GÉNERO

Puntos de vista masculinos

Breve sondeo a algunos profesionales que han vivido y analizado la cuestión de la mezcla de géneros.

Subjetividad

“Se diría que el principal problema es el reparto del poder. Coordiné un proyecto sobre las mujeres y la ingeniería, en el que había investigadoras dedicadas a estudios sobre el género por militancia feminista. Trabajar en un equipo en el que la autoridad científica estaba ejercida por un hombre constituía para ellas una dificultad – e incluso una aberración. La cuestión de la conciliación entre el compromiso y el enfoque “puramente” científico, que busca la objetividad, seguirá suscitando debate”.

André Béraud, antiguo profesor en el INSA (Francia), miembro del equipo de investigación Eschil (INSA).

La “caja de desaparición”

“Nuestra investigación sobre la condición de las mujeres en la CyT partió de una idea de Carol Kemelgor, una de nuestras estudiantes, que entrevistó a directores de grupos de investigación, explorando la hipótesis de considerar dichos grupos como si fueran ‘prácticamente empresas’. Su constatación de que las mujeres se organizan de modo más colegial y menos jerarquizado y saben establecer límites en el tiempo de trabajo para preservar su esfera privada, inspiró el programa de investigación Athena Unbound. La experiencia de Carol la había llevado a formular que ciertos aspectos de la organización de los grupos de investigación se basan en artefactos culturales propios de la experiencia masculina, en vez de en una cultura universal para la realización de trabajos científicos. Luego estudiamos, a nivel europeo, la dimensión del género en las profesiones relacionadas con las transferencias de tecnologías, las incubadoras y el empresariado. Esto nos llevó a identificar un mecanismo de ‘caja de desaparición’: mujeres muy formadas que desaparecen de los canales académicos y que luego ‘reaparecen’ en organismos de transferencia tecnológica, en la interfaz entre la ciencia y la economía”.

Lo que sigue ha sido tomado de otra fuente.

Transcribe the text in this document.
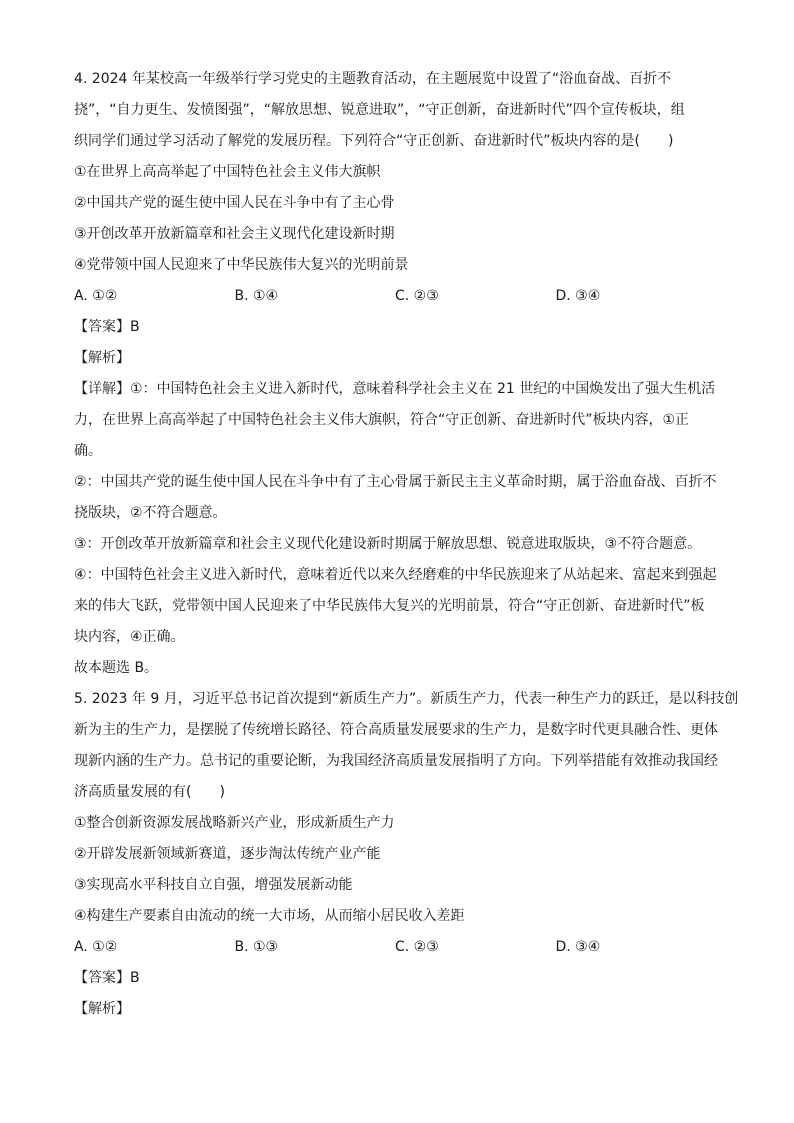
4. 2024 年某校高一年级举行学习党史的主题教育活动，在主题展览中设置了“浴血奋战、百折不

挠”，“自力更生、发愤图强”，“解放思想、锐意进取”，“守正创新，奋进新时代”四个宣传板块，组

织同学们通过学习活动了解党的发展历程。下列符合“守正创新、奋进新时代”板块内容的是(　　)

①在世界上高高举起了中国特色社会主义伟大旗帜

②中国共产党的诞生使中国人民在斗争中有了主心骨

③开创改革开放新篇章和社会主义现代化建设新时期

④党带领中国人民迎来了中华民族伟大复兴的光明前景

A. ①②	B. ①④	C. ②③	D. ③④

【答案】B

【解析】

【详解】①：中国特色社会主义进入新时代，意味着科学社会主义在 21 世纪的中国焕发出了强大生机活

力，在世界上高高举起了中国特色社会主义伟大旗帜，符合“守正创新、奋进新时代”板块内容，①正

确。

②：中国共产党的诞生使中国人民在斗争中有了主心骨属于新民主主义革命时期，属于浴血奋战、百折不

挠版块，②不符合题意。

③：开创改革开放新篇章和社会主义现代化建设新时期属于解放思想、锐意进取版块，③不符合题意。

④：中国特色社会主义进入新时代，意味着近代以来久经磨难的中华民族迎来了从站起来、富起来到强起

来的伟大飞跃，党带领中国人民迎来了中华民族伟大复兴的光明前景，符合“守正创新、奋进新时代”板

块内容，④正确。

故本题选 B。

5. 2023 年 9 月，习近平总书记首次提到“新质生产力”。新质生产力，代表一种生产力的跃迁，是以科技创

新为主的生产力，是摆脱了传统增长路径、符合高质量发展要求的生产力，是数字时代更具融合性、更体

现新内涵的生产力。总书记的重要论断，为我国经济高质量发展指明了方向。下列举措能有效推动我国经

济高质量发展的有(　　)

①整合创新资源发展战略新兴产业，形成新质生产力

②开辟发展新领域新赛道，逐步淘汰传统产业产能

③实现高水平科技自立自强，增强发展新动能

④构建生产要素自由流动的统一大市场，从而缩小居民收入差距

A. ①②	B. ①③	C. ②③	D. ③④

【答案】B

【解析】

Henry Etzkowitz, Director de Creatividad y Empresa, Newcastle University Business School, Reino Unido.

Equilibrio

“El aporte de diversidad en un grupo de trabajo se hace real cuando se cumplen determinadas condiciones: debe construirse sobre un terreno de igualdad, encontrarse el equilibrio de forma natural a todos los niveles y hay que dar la ocasión, los medios y el tiempo de que se exprese. Viví este cambio en mi empresa en primer lugar con la diversidad cultural y, desde 1994, la de los géneros, ambas con una fuerte preocupación de igualdad de oportunidades en las carreras. Más recientemente, trabajé en la diversidad con grupos y en foros ampliamente dominados por mujeres. Aprendí mucho y mis ideas evolucionaron, pero siempre constaté la ausencia de los hombres (por lo tanto, de auténticos debates), es una lástima”.

Pierre Bismuth, Consejero Jefe – Recursos Humanos, Schlumberger.

Poder

“La cuestión no se plantea tanto en términos de número como de poder. Así, en los equipos mixtos, cuando todos los líderes son masculinos, es probable que haya resistencias para plantear la cuestión del género de modo crítico. No se trata de explicar esto por un determinismo biológico, sino más bien a través de diferentes posiciones sociales y distintas experiencias. Añadiré que la mayoría de los equipos que tienen un grupo étnico dominante se plantean raramente cuestiones sobre la raza y la etnia en términos críticos. Pero el dominio de una categoría o de un grupo social suele ser algo misteriosamente invisible para sus propios miembros. Estos asuntos son especialmente importantes cuando la propia investigación se refiere a cuestiones de poder social, de control de los recursos o de violencia”.

Jeff Hearn, profesor en la Hanken School of Economics (Finlandia), la Universidad de Linköping (Suecia) y la Universidad de Huddersfield (Reino Unido).

Química

“En mi laboratorio, pude ver todas las combinaciones posibles de mezcla de géneros… No vi ninguna diferencia en lo que se refiere a la química entre personas. A veces hay alguien que no encaja muy bien con los demás, pero puede ser tanto un hombre como una mujer. Tampoco noté jamás típicos comportamientos exagerados, como el que las mujeres tuvieran puntos de vista más cortantes. Varios de mis postdoctorandos han contribuido enormemente en los trabajos del laboratorio y, para ser preciso, se trata de dos hombres y dos mujeres. Creo que los chicos eran más tenaces a la hora de conseguir los mejores puestos en las clasificaciones de las publicaciones. Pero esta situación apenas se dio, por lo que no estoy seguro que sea un buen criterio de comparación”.

Frank Gannon, Director General de la Science Foundation, Irlanda.